The classical shadows protocol represents an efficient strategy for estimating properties of an unknown state ρ using a finite number of copies and measurements. In its original form, it involves twirling the state with unitaries randomly selected from a fixed ensemble and measuring the twirled state in a predetermined basis. To compute local properties of the system, it has been demonstrated that optimal sample complexity (the minimal number of required copies) is remarkably achieved when unitaries are drawn from shallow-depth circuits composed of local entangling gates, as opposed to purely local (zero-depth) or global twirling (infinite-depth) ensembles.

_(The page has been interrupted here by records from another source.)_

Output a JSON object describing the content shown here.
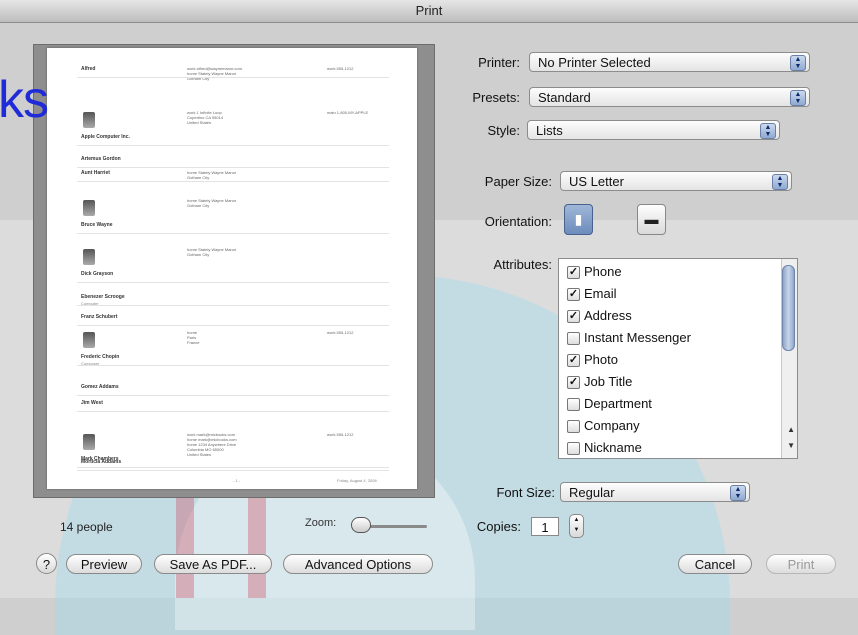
{
  "window": {
    "title": "Print"
  },
  "watermark_text": "ks",
  "preview": {
    "people_count": "14 people",
    "zoom_label": "Zoom:",
    "contacts": [
      {
        "name": "Alfred",
        "sub": "",
        "address": "work  alfred@waynemanor.com\nhome  Stately Wayne Manor\nGotham City",
        "phone": "work  555-1212",
        "photo": false
      },
      {
        "name": "Apple Computer Inc.",
        "sub": "",
        "address": "work  1 Infinite Loop\nCupertino CA 95014\nUnited States",
        "phone": "main  1-800-MY-APPLE",
        "photo": true
      },
      {
        "name": "Artemus Gordon",
        "sub": "",
        "address": "",
        "phone": "",
        "photo": false
      },
      {
        "name": "Aunt Harriet",
        "sub": "",
        "address": "home  Stately Wayne Manor\nGotham City",
        "phone": "",
        "photo": false
      },
      {
        "name": "Bruce Wayne",
        "sub": "",
        "address": "home  Stately Wayne Manor\nGotham City",
        "phone": "",
        "photo": true
      },
      {
        "name": "Dick Grayson",
        "sub": "",
        "address": "home  Stately Wayne Manor\nGotham City",
        "phone": "",
        "photo": true
      },
      {
        "name": "Ebenezer Scrooge",
        "sub": "Computer",
        "address": "",
        "phone": "",
        "photo": false
      },
      {
        "name": "Franz Schubert",
        "sub": "",
        "address": "",
        "phone": "",
        "photo": false
      },
      {
        "name": "Frederic Chopin",
        "sub": "Composer",
        "address": "home\nParis\nFrance",
        "phone": "work  555-1212",
        "photo": true
      },
      {
        "name": "Gomez Addams",
        "sub": "",
        "address": "",
        "phone": "",
        "photo": false
      },
      {
        "name": "Jim West",
        "sub": "",
        "address": "",
        "phone": "",
        "photo": false
      },
      {
        "name": "Mark Chambers",
        "sub": "",
        "address": "work  mark@mlcbooks.com\nhome  mark@mlcbooks.com\nhome  1234 Anywhere Drive\nColumbia MO 65000\nUnited States",
        "phone": "work  555-1212",
        "photo": true
      },
      {
        "name": "Morticia Addams",
        "sub": "",
        "address": "",
        "phone": "",
        "photo": false
      }
    ],
    "footer": "Friday, August 4, 2006",
    "page_marker": "- 1 -"
  },
  "settings": {
    "printer_label": "Printer:",
    "printer_value": "No Printer Selected",
    "presets_label": "Presets:",
    "presets_value": "Standard",
    "style_label": "Style:",
    "style_value": "Lists",
    "paper_size_label": "Paper Size:",
    "paper_size_value": "US Letter",
    "orientation_label": "Orientation:",
    "attributes_label": "Attributes:",
    "attributes": [
      {
        "label": "Phone",
        "checked": true
      },
      {
        "label": "Email",
        "checked": true
      },
      {
        "label": "Address",
        "checked": true
      },
      {
        "label": "Instant Messenger",
        "checked": false
      },
      {
        "label": "Photo",
        "checked": true
      },
      {
        "label": "Job Title",
        "checked": true
      },
      {
        "label": "Department",
        "checked": false
      },
      {
        "label": "Company",
        "checked": false
      },
      {
        "label": "Nickname",
        "checked": false
      }
    ],
    "font_size_label": "Font Size:",
    "font_size_value": "Regular",
    "copies_label": "Copies:",
    "copies_value": "1"
  },
  "buttons": {
    "help": "?",
    "preview": "Preview",
    "save_pdf": "Save As PDF...",
    "advanced": "Advanced Options",
    "cancel": "Cancel",
    "print": "Print"
  }
}
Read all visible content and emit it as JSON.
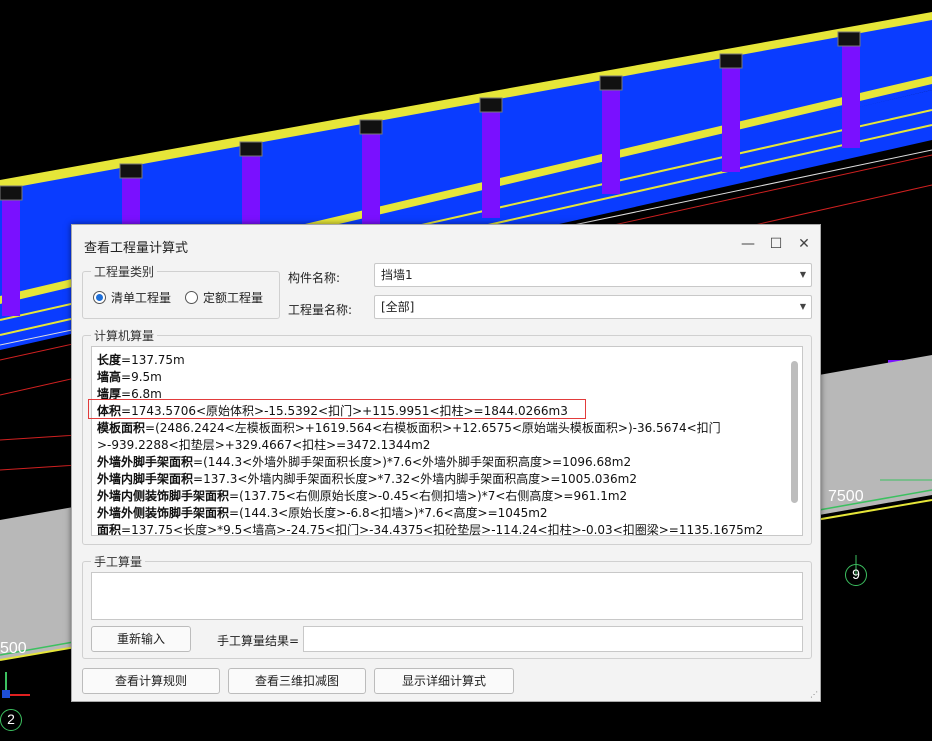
{
  "scene": {
    "dim_left": "7500",
    "dim_bottom_left": "500",
    "axis_right": "9",
    "axis_bottom": "2"
  },
  "dialog": {
    "title": "查看工程量计算式",
    "category_group": "工程量类别",
    "radio_list": "清单工程量",
    "radio_quota": "定额工程量",
    "component_label": "构件名称:",
    "component_value": "挡墙1",
    "qty_label": "工程量名称:",
    "qty_value": "[全部]",
    "calc_group": "计算机算量",
    "calc_lines": [
      {
        "name": "长度",
        "expr": "=137.75m"
      },
      {
        "name": "墙高",
        "expr": "=9.5m"
      },
      {
        "name": "墙厚",
        "expr": "=6.8m"
      },
      {
        "name": "体积",
        "expr": "=1743.5706<原始体积>-15.5392<扣门>+115.9951<扣柱>=1844.0266m3"
      },
      {
        "name": "模板面积",
        "expr": "=(2486.2424<左模板面积>+1619.564<右模板面积>+12.6575<原始端头模板面积>)-36.5674<扣门>-939.2288<扣垫层>+329.4667<扣柱>=3472.1344m2"
      },
      {
        "name": "外墙外脚手架面积",
        "expr": "=(144.3<外墙外脚手架面积长度>)*7.6<外墙外脚手架面积高度>=1096.68m2"
      },
      {
        "name": "外墙内脚手架面积",
        "expr": "=137.3<外墙内脚手架面积长度>*7.32<外墙内脚手架面积高度>=1005.036m2"
      },
      {
        "name": "外墙内侧装饰脚手架面积",
        "expr": "=(137.75<右侧原始长度>-0.45<右侧扣墙>)*7<右侧高度>=961.1m2"
      },
      {
        "name": "外墙外侧装饰脚手架面积",
        "expr": "=(144.3<原始长度>-6.8<扣墙>)*7.6<高度>=1045m2"
      },
      {
        "name": "面积",
        "expr": "=137.75<长度>*9.5<墙高>-24.75<扣门>-34.4375<扣砼垫层>-114.24<扣柱>-0.03<扣圈梁>=1135.1675m2"
      }
    ],
    "manual_group": "手工算量",
    "reinput_button": "重新输入",
    "manual_result_label": "手工算量结果=",
    "btn_rules": "查看计算规则",
    "btn_3d": "查看三维扣减图",
    "btn_detail": "显示详细计算式"
  }
}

In this presentation, I will discuss an improvement of these ideas by considering the sample complexity as a function of the circuit's depth, in the presence of noise. Noise is bound to be present in any experimental implementation of such shallow-depth circuits, which has important implications for determining the optimal twirling ensemble. Under fairly general conditions, I will: i) show that any single-site noise can be accounted for using a depolarizing noise channel with an appropriate damping parameter, f; ii) discuss thresholds f_th at which optimal twirling reduces to local twirling for arbitrary operators; iii) conduct a similar analysis for n^th-order Renyi entropies (where n is greater than or equal to 2); and iv) provide a meaningful upper bound, t_max , on the optimal circuit depth for any finite noise strength f. This upper bound applies to all operators and entanglement entropy measurements. These thresholds strongly constrain the search for optimal strategies to implement the classical shadows protocol and can be easily tailored to the experimental system at hand.